Cemeteries and burials in the Cycladic culture
Already during the Stone age people started to bury their dead. The oldest known graves are dated to an age of 40,000 years. The first known cemeteries are about 12,000 years old. On the Cyclades as far as I know no Stone age graves have been found. Even the well-advanced Stone age cultures of the Balkan don’t seem to have buried their dead in cemeteries. In contrast, numerous graves and cemeteries are known from the Early Bronze age, and in fact most of our information about this period comes from the investigation of graves: Considerably more cemeteries have been found than settlements.
Type of burial and grave type
The graves of the Cycladic culture were mostly made of stone slabs (stone box graves or cist graves). In the first phase each grave was used only for one burial, later often for several. The bones of the former burial were cleared away, only the skull was left in its place. The dead was buried lying on the (mostly right) side in a bent position, the hands in front of the face, the head sometimes resting on a flat stone.
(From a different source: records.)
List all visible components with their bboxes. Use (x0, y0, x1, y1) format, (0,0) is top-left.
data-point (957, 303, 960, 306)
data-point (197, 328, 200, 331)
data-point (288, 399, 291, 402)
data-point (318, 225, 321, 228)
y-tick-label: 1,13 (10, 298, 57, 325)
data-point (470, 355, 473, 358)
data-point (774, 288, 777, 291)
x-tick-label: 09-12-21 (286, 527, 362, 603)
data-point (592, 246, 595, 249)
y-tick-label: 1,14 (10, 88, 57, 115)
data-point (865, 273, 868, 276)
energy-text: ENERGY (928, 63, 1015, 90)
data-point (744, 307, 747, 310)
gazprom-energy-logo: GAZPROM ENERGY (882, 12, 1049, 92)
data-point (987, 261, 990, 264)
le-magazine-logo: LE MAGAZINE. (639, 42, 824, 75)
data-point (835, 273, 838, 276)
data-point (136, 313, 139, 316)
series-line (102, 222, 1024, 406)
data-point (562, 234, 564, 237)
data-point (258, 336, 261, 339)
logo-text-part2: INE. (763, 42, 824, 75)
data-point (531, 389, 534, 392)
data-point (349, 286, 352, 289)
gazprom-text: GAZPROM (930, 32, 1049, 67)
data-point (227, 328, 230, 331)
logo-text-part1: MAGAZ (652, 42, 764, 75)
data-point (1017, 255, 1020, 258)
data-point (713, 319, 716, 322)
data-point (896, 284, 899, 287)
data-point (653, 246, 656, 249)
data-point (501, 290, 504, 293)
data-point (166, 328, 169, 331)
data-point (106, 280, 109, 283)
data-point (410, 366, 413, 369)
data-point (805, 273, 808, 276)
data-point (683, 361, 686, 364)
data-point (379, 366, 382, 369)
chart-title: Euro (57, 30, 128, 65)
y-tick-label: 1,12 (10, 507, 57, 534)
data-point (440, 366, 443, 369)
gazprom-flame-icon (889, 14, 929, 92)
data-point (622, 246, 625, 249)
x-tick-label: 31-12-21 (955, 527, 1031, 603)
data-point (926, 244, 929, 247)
It is assumed that this posture reminds that of a child in the womb and that death was understood as a return to the womb of Mother Earth.
Grave goods
In many graves, but not in all, grave goods have been found, which represent our most important source of information about the life and culture of the Cycladic people. It seems that the personal valuables of the deceased were given into the grave, be it for the use in a life after death, be it to prevent the return as a “ghost”.
The most common grave goods were obsidian blades. In many graves clay or stone vessels have been found, which might have contained offerings. The vessels were sometimes very carefully crafted and decorated; often they were specially made for this purpose, such as the unusable, not hollowed out marble lamp “models”. Occasionally metal tools or a whole handicraft equipment were found, rarely weapons.
different grave goods from the Cycladic epoch
Some graves contained pieces of jewellery such as cloak pins, bracelets, rings or diadems that were carefully made of metal (bronze or silver), or pretty pendants or bead necklaces of shells, metal or semi-precious stones. Other characteristic grave goods were pigment containers either made of bone tubes or small stone or clay vessels, as well as tiny pestles and pallets used to prepare the pigments. The mostly red and blue colour was probably used for a ritual painting of the dead, presumably similar to what can be seen on some idols, which sometimes show traces of paint on the face as well as in dotted ribbons on the chest.
Elaborately decorated bone tubes contained pigments that were presumably used in funeral rites.
The best-known but rarest grave goods were the famous marble idols.